FMI plus optimiste à propos du Cap-Vert, de la Guinée-Bissau et de la Guinée équatoriale

Dans le rapport sur les Perspectives Économiques Régionales pour l’Afrique subsaharienne, publié aujourd’hui dans le cadre des Réunions de Printemps de la Banque mondiale et du FMI, les économistes du Fonds ont procédé à une révision majeure pour le Mozambique. Cette prévision de croissance a été révisée de 4,3% en octobre 2024 à 2,5% actuellement, à la suite des violences post-électorales survenues à la fin de l’année dernière.

Concernant le Cap-Vert, le FMI se montre plus optimiste, anticipant une croissance de 5% cette année, contre 4,7% auparavant, ainsi que pour la Guinée-Bissau, où une légère progression de 5% à 5,1% est observée.

Pour la Guinée équatoriale, bien qu’une amélioration des prévisions soit notée, le dernier pays lusophone reste en récession, malgré une amélioration de -4,8% à -4,2%.

En revanche, pour l’Angola, le FMI n’attend qu’une croissance de 2,4%, comparé aux 2,8% prévus en octobre. Une révision à la baisse, bien que légère, est également faite pour São Tomé et Príncipe, passant de 3,3% à 3,1%.

En tant que principale économie lusophone en Afrique, l’Angola devrait connaître un ralentissement significatif de la croissance économique, après une expansion de 4,5% l’an dernier.

À l’échelle régionale, le FMI a révisé à la baisse ses prévisions de croissance de trois dixièmes, pour atteindre 3,8% cette année, en raison des « changements soudains dans les perspectives mondiales » qui ont interrompu la dynamique de croissance.

« Bien que la croissance en Afrique témoigne d’une certaine résilience face à de multiples chocs, les changements soudains dans les perspectives mondiales ont interrompu la dynamique de croissance », lit-on dans une déclaration diffusée à l’issue de la réunion entre Kristalina Georgieva, directrice générale du FMI, et le Groupe des Gouverneurs Africains, sous la présidence du ministre des Finances et du Budget de la République centrafricaine, Hervé Ndoba.

« Les mesures politiques déterminées prises pour réduire l’inflation, stabiliser la dette publique et corriger les déséquilibres extérieurs risquent d’être annulées par de futurs chocs », ajoutent-ils, précisant que « les risques pour les perspectives sont élevés, dans un contexte de grande incertitude » où « les États fragiles et touchés par les conflits rencontrent des défis particulièrement sévères ».

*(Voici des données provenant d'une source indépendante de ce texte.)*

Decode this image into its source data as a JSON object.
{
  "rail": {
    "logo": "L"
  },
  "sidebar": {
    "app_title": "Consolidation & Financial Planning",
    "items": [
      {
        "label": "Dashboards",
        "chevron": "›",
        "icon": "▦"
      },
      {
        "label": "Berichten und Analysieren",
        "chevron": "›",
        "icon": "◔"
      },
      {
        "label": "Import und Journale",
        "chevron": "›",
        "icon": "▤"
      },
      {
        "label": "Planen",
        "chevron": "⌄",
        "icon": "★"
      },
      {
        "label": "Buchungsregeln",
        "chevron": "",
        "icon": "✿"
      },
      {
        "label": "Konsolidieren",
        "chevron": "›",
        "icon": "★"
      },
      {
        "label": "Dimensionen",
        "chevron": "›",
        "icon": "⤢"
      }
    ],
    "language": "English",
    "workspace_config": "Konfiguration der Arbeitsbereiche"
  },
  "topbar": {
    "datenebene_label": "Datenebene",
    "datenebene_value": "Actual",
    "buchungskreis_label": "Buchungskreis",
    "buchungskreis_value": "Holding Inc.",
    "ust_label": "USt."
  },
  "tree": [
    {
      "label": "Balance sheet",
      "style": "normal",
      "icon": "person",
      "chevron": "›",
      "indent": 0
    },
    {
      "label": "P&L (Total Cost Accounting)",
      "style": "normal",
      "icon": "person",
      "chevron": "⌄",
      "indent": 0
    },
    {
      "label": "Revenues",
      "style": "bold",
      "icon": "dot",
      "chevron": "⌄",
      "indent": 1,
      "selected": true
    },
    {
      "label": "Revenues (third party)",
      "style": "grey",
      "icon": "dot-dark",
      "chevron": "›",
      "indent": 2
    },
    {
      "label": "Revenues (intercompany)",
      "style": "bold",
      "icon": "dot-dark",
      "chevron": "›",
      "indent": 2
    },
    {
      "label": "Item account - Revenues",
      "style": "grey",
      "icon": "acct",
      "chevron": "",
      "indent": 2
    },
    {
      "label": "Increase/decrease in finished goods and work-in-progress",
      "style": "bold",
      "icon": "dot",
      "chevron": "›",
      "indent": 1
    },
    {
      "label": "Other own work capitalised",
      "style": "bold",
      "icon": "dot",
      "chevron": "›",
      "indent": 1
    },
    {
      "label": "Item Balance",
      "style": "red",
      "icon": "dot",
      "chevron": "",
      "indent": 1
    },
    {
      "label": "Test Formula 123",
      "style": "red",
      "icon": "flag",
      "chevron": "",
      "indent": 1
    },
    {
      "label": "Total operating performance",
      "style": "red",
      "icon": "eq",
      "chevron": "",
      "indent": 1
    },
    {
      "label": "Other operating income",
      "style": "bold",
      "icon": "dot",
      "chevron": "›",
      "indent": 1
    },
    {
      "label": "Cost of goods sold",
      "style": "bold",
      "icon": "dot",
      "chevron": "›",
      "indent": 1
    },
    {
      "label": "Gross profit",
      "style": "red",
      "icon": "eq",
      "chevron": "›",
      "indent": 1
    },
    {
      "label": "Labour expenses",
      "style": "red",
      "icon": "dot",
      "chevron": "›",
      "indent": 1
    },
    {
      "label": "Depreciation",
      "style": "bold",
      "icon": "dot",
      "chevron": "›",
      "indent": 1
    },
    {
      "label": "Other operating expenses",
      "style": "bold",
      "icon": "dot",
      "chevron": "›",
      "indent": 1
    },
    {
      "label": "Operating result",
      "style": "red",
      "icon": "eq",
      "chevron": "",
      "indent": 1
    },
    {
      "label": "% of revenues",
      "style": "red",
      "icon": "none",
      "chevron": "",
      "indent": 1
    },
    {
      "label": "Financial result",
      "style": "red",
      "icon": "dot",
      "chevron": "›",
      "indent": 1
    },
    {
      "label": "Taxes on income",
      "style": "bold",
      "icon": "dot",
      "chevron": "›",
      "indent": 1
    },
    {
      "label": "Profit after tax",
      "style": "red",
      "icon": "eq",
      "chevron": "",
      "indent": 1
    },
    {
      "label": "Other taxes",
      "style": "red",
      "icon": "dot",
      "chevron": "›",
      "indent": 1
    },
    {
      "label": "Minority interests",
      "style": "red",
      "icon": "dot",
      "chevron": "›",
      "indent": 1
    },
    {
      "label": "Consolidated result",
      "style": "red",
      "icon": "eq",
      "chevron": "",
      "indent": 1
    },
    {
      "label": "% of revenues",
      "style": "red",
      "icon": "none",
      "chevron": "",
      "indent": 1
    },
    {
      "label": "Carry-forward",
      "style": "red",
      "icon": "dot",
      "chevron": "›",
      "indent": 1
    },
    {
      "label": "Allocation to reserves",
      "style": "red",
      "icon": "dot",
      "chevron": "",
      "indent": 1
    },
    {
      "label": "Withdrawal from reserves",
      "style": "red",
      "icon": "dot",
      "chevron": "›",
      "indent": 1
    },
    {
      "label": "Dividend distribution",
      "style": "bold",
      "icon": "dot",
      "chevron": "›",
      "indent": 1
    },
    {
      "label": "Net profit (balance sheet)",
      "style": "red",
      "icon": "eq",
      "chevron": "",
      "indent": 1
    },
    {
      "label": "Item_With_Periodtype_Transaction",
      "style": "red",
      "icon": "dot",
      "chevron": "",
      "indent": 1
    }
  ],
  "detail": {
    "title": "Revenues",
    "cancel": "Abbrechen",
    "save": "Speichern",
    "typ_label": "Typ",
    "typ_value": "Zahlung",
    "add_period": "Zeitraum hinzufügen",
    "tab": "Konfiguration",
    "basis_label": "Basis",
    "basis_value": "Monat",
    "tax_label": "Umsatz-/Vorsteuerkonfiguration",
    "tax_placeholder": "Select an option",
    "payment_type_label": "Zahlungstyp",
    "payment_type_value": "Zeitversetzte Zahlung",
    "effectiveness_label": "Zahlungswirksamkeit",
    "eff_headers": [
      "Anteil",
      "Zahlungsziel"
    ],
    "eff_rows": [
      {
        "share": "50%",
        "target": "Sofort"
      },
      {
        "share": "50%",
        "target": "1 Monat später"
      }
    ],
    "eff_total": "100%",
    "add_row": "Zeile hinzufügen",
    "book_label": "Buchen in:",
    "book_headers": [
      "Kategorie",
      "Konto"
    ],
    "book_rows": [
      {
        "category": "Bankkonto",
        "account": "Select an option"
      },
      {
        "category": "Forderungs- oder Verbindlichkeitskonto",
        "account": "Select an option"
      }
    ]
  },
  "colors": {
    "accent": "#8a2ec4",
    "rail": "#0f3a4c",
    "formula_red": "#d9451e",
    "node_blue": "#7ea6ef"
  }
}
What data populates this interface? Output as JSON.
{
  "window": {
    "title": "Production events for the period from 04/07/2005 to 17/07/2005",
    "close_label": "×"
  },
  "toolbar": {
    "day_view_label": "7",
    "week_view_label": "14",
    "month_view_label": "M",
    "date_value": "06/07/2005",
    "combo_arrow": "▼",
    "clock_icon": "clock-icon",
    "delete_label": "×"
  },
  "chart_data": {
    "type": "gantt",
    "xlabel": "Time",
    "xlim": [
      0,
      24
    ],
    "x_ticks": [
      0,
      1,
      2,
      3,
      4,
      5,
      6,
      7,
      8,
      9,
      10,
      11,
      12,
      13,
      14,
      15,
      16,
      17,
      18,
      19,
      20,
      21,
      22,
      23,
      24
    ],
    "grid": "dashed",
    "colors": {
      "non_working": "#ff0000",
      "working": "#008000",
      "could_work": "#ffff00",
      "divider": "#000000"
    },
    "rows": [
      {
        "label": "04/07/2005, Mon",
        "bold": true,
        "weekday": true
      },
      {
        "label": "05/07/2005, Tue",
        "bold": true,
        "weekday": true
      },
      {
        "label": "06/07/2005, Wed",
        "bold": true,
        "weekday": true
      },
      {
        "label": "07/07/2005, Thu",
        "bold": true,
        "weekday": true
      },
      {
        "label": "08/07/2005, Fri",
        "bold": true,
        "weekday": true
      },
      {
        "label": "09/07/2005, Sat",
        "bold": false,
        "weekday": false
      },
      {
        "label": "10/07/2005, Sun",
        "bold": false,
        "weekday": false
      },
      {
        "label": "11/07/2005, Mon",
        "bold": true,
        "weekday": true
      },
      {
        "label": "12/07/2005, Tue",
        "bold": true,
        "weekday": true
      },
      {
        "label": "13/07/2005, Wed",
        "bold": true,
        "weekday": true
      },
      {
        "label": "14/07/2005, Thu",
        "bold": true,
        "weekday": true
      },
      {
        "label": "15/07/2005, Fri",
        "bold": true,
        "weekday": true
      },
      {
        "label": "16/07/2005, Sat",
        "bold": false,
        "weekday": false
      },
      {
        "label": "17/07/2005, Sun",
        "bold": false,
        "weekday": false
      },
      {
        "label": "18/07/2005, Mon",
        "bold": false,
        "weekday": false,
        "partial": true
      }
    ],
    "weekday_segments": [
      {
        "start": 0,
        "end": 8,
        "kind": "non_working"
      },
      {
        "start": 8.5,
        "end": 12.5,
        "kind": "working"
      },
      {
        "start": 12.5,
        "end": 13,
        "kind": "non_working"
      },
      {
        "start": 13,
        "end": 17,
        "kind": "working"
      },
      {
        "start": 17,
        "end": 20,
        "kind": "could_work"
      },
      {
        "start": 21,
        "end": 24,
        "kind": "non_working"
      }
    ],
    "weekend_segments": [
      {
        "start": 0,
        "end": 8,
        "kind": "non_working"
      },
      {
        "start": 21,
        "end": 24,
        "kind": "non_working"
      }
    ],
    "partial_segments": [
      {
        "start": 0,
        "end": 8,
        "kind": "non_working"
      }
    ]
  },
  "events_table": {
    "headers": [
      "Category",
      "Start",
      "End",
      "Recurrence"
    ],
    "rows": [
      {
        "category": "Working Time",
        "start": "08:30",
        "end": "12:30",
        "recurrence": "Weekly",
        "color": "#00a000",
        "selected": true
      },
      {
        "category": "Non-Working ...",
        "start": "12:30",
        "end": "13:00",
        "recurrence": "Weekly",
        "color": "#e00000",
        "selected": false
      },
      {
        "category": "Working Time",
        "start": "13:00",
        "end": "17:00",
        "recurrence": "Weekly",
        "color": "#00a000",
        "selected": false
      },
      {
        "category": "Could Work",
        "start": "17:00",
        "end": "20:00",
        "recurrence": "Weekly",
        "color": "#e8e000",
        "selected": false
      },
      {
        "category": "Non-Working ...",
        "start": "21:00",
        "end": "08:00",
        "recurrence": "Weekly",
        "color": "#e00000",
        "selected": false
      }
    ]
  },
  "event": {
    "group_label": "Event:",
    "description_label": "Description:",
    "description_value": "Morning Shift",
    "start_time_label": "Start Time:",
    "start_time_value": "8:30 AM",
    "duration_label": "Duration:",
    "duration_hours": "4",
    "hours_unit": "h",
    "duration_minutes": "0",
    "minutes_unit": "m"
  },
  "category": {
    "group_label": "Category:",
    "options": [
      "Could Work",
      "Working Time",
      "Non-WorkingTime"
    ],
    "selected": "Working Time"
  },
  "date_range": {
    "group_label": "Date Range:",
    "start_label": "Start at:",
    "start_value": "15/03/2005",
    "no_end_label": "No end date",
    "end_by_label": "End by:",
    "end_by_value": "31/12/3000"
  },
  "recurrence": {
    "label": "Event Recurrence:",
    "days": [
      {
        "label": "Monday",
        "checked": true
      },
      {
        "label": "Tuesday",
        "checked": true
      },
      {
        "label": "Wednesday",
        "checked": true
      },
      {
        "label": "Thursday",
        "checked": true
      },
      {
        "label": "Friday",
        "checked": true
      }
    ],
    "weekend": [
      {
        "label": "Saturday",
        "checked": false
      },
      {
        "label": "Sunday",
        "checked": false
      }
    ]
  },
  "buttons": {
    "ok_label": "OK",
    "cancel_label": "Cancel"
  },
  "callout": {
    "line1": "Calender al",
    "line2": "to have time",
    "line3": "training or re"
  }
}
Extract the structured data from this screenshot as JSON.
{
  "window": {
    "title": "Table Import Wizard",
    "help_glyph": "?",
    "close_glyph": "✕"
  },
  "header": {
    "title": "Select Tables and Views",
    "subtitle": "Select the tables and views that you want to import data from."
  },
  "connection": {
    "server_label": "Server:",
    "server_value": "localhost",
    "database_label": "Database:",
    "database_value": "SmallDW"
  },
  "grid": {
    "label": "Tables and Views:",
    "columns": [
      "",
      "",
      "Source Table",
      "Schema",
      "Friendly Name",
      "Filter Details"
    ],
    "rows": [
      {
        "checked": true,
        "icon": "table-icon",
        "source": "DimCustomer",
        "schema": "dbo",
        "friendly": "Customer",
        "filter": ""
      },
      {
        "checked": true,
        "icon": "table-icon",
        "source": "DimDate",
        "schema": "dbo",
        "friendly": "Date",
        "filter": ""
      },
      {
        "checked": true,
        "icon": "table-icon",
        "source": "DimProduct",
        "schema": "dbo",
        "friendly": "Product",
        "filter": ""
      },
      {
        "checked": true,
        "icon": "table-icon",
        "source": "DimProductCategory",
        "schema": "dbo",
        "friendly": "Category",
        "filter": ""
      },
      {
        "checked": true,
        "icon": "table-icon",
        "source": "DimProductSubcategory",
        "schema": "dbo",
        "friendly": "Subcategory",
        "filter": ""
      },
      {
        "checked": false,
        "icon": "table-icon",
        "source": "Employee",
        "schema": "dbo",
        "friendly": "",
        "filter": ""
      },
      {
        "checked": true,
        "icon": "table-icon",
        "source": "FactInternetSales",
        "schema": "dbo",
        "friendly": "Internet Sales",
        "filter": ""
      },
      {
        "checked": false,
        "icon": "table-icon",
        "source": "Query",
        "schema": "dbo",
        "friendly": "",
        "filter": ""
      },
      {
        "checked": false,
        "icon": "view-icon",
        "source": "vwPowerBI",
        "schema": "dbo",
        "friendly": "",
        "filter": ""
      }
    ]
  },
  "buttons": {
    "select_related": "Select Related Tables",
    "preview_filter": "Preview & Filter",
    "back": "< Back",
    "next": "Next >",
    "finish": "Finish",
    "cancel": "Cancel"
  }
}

Dans cette note, la dirigeante du FMI et le représentant des 12 pays africains expriment leur « ferme détermination à assurer la stabilité macroéconomique et financière tout en atteignant les objectifs de développement économique ». Par ailleurs, ils estiment que « les efforts de réforme au niveau national doivent encourager la viabilité budgétaire, notamment à travers la mobilisation de ressources internes et l’amélioration de l’efficacité des dépenses ».

Mardi, le FMI a révisé à la baisse ses prévisions de croissance économique mondiale, prévoyant une croissance de 2,8% cette année au lieu des 3,3% annoncés en janvier. Pour 2026, le FMI table sur une croissance de 3%, inférieure aux 3,3% également prévus en janvier.

« L’escalade rapide des tensions commerciales et les niveaux extrêmement élevés d’incertitude politique devraient avoir un impact significatif sur l’activité économique mondiale », soutient le FMI dans le rapport sur les Perspectives Économiques Mondiales, publié lors des Réunions Annuelles de la Banque mondiale et du FMI se déroulant cette semaine à Washington.